I looked over at Aidan and saw how pale he was. The freckles stood out on his high cheekbones, and he stared fixedly at his knees. I leaned over to say something to him, something reassuring. But before I could speak, the door was flung open. The energumen stumbled into our classroom.
It was huge, even larger than I had expected—nearly eight feet tall. Pilot Imre walked beside it, separated by several feet of heavy luminous chains. He held a sonic cudgel between his nervous fingers. The thing was sedated, of course. It trudged into the middle of the room, where Imre sent a small blast at it—an unnecessary cruelty. The thing moaned softly and we all gasped.
Because its voice, at least, had not changed. It was still the voice of a fifteen-year-old girl, childlike, horribly out of place in that cold, echoing chamber. I shivered and muttered a curse. Beside me I could hear John Starving swearing under his breath. Of the three of us only Aidan was silent, his gray-green eyes fixed on the front of the room.

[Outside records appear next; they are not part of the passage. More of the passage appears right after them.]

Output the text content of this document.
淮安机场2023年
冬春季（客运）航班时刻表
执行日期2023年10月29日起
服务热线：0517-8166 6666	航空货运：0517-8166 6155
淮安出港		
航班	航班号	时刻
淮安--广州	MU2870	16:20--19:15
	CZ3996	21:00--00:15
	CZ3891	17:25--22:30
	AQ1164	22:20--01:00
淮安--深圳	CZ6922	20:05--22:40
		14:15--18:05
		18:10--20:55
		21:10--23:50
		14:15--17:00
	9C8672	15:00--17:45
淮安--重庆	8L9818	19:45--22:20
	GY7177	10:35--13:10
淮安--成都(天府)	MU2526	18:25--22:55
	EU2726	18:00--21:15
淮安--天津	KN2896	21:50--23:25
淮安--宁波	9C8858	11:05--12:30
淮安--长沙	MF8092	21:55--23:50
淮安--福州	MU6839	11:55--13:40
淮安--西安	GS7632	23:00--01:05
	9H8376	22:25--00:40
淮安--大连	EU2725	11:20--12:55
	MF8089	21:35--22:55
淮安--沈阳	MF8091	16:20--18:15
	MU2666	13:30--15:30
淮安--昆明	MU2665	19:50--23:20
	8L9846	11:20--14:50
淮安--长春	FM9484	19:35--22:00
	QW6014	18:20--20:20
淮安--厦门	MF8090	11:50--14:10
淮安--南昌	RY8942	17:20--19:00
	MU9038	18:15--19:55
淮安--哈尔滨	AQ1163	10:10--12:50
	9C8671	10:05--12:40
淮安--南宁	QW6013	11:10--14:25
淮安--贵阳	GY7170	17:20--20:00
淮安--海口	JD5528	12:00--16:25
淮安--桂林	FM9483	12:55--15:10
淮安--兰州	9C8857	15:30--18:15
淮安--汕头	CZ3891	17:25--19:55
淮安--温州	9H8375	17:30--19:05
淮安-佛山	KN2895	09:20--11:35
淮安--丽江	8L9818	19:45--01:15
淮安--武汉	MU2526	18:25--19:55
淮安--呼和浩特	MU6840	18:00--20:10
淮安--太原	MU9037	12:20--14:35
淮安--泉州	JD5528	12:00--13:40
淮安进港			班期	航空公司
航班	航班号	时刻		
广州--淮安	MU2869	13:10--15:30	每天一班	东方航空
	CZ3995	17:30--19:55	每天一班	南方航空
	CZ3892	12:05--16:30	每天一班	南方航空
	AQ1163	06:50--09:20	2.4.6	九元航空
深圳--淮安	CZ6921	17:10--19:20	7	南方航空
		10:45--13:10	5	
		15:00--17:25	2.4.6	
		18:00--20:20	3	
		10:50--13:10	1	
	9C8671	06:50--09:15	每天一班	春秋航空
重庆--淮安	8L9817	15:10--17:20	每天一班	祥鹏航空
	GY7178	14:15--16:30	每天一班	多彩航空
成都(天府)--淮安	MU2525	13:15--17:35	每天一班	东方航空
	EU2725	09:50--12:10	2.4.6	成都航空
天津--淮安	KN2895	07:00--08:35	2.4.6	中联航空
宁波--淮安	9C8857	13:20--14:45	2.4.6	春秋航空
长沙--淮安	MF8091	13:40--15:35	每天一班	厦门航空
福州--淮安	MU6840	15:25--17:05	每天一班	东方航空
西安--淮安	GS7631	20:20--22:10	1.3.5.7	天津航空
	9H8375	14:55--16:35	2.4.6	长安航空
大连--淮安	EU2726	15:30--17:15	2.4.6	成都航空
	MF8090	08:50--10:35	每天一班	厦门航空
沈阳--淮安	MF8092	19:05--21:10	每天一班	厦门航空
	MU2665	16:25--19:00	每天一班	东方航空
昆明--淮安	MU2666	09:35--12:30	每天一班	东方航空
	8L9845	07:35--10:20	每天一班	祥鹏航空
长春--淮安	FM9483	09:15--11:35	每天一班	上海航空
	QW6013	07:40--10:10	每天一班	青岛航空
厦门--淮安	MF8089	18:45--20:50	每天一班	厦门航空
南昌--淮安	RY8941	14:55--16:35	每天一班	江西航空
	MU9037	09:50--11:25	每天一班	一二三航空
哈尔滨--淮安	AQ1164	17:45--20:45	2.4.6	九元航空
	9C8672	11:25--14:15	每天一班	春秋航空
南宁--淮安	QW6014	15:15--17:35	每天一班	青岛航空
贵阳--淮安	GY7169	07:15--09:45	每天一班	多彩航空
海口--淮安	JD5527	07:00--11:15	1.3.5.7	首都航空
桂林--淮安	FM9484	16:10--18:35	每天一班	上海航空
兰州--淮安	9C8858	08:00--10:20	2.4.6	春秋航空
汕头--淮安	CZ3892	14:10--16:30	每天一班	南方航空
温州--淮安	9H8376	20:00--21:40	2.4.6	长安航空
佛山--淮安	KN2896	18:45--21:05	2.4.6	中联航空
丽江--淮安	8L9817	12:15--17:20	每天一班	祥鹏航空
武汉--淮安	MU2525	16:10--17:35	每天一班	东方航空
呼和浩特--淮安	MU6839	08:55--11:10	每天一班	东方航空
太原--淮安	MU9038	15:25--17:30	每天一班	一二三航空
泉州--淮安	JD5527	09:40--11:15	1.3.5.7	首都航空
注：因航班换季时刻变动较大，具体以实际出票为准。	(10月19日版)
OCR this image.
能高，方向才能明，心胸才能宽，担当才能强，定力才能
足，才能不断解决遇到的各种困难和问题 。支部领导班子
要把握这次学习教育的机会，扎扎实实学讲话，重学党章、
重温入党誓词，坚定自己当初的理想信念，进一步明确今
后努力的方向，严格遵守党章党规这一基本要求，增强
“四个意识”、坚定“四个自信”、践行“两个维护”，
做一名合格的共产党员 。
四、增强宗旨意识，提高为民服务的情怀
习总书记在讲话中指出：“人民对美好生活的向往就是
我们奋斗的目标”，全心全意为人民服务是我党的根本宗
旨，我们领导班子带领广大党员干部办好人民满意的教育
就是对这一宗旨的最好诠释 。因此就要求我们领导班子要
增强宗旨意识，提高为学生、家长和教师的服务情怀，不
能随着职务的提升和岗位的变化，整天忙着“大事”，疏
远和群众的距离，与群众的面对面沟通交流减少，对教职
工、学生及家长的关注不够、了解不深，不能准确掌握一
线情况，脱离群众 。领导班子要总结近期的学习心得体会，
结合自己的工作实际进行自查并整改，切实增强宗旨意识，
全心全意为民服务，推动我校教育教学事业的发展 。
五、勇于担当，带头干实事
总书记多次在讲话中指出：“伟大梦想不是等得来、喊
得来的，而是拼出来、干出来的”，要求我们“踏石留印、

I don’t know what would have been more terrible—to view some creature utterly flensed of all resemblance to its human originator, or to see what we saw. A huge figure, unmistakably human but no less monstrous for all that—tall and big-boned, its head shaven and tattooed with an identifying ideogram that showed it belonged to the independent Urisa Agency, an L-5 mining conglomerate. Its arms were corded w
ith muscle, its legs thick and welted with the marks of chains and with raw blisters left by other cudgels.
But when Imre tugged its chain, the creature raised its head; and there was the face of Cybele Burdock. Grotesquely elongated, with flesh the color of obsidian rather than Cybele’s tawny brown, and rampant with scars; but Cybele’s face nonetheless. I knew it by the eyes, if nothing else. Because even though it would certainly have killed me without thinking, crushing my head between its huge hands like a melon husk, still it had the eyes of a child—bright and wistful despite the sedatives. Hopeful, even, as though somewhere within that monstrous body Cybele Burdock was still imprisoned, and still dreamed of escape.
“God, look at her.” Next to me John Starving tightened his hands upon his knees. “She’s just like that other one, in Wyalong—it’s like it’s the same one —”
I nodded, my mouth too dry to speak. When I glanced at Aidan, he was gazing at the energumen in a sort of horrified rapture. I quickly looked away.
At the front of the room Bowra was rattling on about the energumens—their strength, their speed, their intelligence. At the word intelligence several cadets broke into nervous laughter. The drugs, combined with the incongruous innocence of its features, gave the energumen the appearance of a huge and slightly witless child.
“Come on, then. Say your name. Tell them who you are,” rasped Bowra, as Imre gave the chain another yank and prodded the energumen impatiently. There was a burst of static, loud enough to make my ears ring. The energumen cried out, tried to clap its hands to its ears, but the chains held it back. Imre shouted at it, pointing to the classroom full of rapt faces.
“Your name! Go on, tell them—”
The energumen swayed from side to side, staring fixedly at the floor as it moaned softly. Then, very slowly, it raised its shaven head and spoke.